Change 179921 had a related patch set uploaded (by Gilles):
Backport Media Viewer performance tracking

https://gerrit.wikimedia.org/r/179921

Patch-For-Review

Change 179921 merged by jenkins-bot:
Backport Media Viewer performance tracking

https://gerrit.wikimedia.org/r/179921

Initial poking at the data suggests that prerendering actually worsened performance. I'll work on creating graphs around the period of when prerendering and chaining were introduced, in order to verify if the correlation is real, or if something else is responsible.

Change 180136 had a related patch set uploaded (by Gilles):
Query image performance by upload time

https://gerrit.wikimedia.org/r/180136

Patch-For-Review

Actually I've just thought of checking that data by dividing varnish hits (shouldn't be affected by prerendering) and varnish misses (should be where the prerendering kicks in).

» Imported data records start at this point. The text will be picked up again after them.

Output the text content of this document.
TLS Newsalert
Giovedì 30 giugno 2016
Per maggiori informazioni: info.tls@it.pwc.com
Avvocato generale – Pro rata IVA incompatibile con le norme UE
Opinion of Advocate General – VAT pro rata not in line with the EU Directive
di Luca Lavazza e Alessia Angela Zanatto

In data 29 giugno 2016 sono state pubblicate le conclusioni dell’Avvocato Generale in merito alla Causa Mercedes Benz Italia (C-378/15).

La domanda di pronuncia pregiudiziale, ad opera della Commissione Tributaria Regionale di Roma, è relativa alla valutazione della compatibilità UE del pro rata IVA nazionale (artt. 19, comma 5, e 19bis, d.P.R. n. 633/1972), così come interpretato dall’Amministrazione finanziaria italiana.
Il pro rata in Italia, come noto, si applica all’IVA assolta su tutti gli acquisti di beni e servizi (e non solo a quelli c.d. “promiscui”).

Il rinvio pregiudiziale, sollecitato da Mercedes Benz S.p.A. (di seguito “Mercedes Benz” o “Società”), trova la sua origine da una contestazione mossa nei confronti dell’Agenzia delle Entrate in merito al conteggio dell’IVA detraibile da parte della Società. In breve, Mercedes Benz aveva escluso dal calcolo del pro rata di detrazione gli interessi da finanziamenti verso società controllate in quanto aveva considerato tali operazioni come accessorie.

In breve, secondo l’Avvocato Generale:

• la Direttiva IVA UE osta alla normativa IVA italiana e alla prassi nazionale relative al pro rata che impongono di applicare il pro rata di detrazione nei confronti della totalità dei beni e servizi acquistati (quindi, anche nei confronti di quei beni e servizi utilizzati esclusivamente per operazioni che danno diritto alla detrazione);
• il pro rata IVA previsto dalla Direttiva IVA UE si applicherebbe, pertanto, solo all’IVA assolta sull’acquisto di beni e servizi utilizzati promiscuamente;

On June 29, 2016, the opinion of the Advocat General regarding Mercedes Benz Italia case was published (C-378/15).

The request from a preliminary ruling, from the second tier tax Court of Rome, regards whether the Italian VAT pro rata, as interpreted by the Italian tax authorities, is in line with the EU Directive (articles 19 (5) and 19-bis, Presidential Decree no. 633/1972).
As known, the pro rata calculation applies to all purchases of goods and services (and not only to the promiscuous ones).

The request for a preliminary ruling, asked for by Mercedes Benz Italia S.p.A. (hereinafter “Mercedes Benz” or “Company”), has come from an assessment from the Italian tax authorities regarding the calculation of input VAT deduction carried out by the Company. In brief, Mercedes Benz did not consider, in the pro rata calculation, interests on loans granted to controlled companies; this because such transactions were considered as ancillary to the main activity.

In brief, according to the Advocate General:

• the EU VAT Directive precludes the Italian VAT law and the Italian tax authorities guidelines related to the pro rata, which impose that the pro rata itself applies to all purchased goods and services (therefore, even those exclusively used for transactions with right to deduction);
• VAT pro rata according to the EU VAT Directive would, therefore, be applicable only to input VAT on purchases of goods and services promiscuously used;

It turns out that performance seems to worsen for varnish hits (the majority of requests) for images uploaded recently, which should be independent from prerendering, chaining, etc. As for varnish misses, the data seems insufficient right now that have reliable means, let alone percentiles, but it doesn't display the same trend as varnish hits.

@fgiunchedi is it possible that images recently added to Varnish perform worse than images that have been added to Varnish a while ago? I.e. if they've been added recently they would be in less frontends, and more likely to have to be pulled from a varnish backend.

If that's the case, I'll need to update the changeset to only look at varnish misses as a measure of whether or not prerendering is beneficial.

good question Gilles, it shouldn't happen AFAIK but it is possible, were those also direct fetches from swift? what data/logs are you looking at?

I'm looking at our own data gathered from sampled clients that checks if the image was a varnish hit or not. It's parsed from the HTTP headers, but we might not retain all the information. You can see the data we have on the MultimediaViewerNetworkPerformance_10596581 table of the "log" db on analytics-store.eqiad.wmnet The event_varnish* columns are what I use to check whether it's a hit or a miss. The event_uploadTimestamp is the column used to tell at what date the file was uploaded. To look only at images make sure that event_type is set to "image"

Here's the query that shows the performance statistics for image loads per upload month, only for varnish hits: P159

The sample sizes it currently yields are probably enough for means but not for percentiles. It's only been tracking this since yesterday, more data continuously feeds this, for all upload time periods.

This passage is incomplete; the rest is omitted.